Code Generation Assistant

require 'durable-llm'

client = Durable::Llm.new(:openai, model: 'gpt-4')

def generate_code(description)
  prompt = <<~PROMPT
    Generate Ruby code for: #{description}

    Provide only the code, no explanations.
  PROMPT

  client
    .with_temperature(0.3)  # Lower temperature for more deterministic code
    .with_max_tokens(500)
    .complete(prompt)
end

# Example usage
code = generate_code("a method that reverses a string")
puts code

Streaming Real-Time Translation

require 'durable-llm'

client = Durable::Llm.new(:openai, model: 'gpt-4')

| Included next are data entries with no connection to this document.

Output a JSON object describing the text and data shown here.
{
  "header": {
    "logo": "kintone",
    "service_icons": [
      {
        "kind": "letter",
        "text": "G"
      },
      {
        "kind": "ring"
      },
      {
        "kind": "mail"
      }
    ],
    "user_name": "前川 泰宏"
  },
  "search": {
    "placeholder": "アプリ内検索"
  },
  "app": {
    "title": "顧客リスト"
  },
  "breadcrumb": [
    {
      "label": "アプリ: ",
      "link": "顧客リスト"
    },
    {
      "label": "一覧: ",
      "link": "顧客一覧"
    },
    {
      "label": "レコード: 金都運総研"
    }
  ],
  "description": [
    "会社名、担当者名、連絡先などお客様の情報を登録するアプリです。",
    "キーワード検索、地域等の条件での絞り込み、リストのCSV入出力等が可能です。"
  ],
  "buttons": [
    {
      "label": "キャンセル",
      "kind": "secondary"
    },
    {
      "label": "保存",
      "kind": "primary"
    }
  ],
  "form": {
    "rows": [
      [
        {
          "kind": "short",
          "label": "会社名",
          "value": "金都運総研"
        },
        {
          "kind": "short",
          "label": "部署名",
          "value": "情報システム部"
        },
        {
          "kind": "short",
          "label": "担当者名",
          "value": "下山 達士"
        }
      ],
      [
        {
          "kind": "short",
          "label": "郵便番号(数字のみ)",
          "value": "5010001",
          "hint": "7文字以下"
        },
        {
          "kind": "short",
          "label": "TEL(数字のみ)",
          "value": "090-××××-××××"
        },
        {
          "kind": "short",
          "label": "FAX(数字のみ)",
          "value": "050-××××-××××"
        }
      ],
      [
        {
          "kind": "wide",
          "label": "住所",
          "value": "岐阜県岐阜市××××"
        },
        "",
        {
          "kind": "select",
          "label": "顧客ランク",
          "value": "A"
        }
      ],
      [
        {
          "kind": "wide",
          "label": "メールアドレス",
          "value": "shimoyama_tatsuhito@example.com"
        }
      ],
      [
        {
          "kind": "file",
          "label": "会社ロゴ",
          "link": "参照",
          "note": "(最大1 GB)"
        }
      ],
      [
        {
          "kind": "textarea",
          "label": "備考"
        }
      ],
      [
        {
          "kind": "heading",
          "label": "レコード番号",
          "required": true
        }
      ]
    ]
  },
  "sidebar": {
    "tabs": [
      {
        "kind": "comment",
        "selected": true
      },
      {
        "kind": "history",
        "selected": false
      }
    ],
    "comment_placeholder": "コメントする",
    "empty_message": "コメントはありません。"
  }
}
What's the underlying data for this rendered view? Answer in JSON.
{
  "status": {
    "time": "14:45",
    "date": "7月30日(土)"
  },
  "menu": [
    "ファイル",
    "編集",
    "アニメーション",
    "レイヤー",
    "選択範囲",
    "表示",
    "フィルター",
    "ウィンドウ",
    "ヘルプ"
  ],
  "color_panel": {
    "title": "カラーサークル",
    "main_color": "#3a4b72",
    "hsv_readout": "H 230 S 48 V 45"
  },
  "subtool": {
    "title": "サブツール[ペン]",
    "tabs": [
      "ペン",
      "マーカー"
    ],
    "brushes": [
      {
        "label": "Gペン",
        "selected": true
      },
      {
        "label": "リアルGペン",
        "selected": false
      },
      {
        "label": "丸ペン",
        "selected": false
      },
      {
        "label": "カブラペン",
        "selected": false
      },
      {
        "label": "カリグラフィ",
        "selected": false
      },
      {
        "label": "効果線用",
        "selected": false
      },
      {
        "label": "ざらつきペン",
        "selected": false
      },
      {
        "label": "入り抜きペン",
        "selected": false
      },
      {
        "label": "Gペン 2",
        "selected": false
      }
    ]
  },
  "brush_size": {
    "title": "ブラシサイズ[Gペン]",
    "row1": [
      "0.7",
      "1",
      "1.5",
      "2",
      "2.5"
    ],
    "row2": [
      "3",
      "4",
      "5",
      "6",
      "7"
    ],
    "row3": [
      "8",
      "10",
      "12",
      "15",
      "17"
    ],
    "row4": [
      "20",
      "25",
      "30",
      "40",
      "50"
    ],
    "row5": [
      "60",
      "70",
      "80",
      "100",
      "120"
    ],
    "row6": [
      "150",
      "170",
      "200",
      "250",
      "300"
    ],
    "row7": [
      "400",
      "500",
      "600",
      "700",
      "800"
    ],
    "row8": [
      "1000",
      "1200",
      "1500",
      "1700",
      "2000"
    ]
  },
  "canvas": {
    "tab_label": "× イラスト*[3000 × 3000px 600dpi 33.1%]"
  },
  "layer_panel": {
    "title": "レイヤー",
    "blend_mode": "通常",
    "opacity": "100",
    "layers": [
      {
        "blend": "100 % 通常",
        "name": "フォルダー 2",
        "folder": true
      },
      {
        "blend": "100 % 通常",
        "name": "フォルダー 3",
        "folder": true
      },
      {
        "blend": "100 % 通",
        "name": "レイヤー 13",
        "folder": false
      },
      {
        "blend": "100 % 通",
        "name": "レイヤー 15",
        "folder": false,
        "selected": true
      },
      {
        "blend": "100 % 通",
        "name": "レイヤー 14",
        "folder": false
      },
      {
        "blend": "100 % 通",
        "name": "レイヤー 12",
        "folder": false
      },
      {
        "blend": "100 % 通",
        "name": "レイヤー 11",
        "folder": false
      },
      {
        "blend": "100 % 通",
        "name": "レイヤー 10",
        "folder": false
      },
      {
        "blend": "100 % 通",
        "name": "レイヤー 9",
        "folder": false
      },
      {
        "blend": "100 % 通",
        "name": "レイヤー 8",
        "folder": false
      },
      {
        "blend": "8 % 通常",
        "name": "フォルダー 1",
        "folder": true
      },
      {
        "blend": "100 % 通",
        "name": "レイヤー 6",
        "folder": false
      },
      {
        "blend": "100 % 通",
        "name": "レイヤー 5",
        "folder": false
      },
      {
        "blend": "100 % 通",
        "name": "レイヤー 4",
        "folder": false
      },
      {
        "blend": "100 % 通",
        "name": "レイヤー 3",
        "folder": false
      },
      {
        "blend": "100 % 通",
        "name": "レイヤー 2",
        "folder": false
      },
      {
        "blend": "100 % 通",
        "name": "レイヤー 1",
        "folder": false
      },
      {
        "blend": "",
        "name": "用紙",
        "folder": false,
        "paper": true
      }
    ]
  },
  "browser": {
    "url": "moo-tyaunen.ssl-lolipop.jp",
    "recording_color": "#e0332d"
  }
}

def translate_streaming(text, target_language)
  messages = [{
    role: 'user',
    content: "Translate to #{target_language}: #{text}"
  }]

  print "Translation: "
  client.stream(messages: messages) do |chunk|
    content = chunk.dig('choices', 0, 'delta', 'content')
    print content if content
  end
  puts
end

translate_streaming("Hello, how are you?", "Spanish")
translate_streaming("The weather is nice today.", "French")

Acknowledgements

Thank you to the lite-llm and llm.datasette.io projects for their hard work, which was invaluable to this project. The dllm command line tool is patterned after the llm tool, though not as full-featured (yet).

The streaming jsonl code is from the ruby-openai repo; many thanks for their hard work.

Contributing

Bug reports and pull requests are welcome on GitHub at https://github.com/durableprogramming/durable-llm.

License

The gem is available as open source under the terms of the MIT License.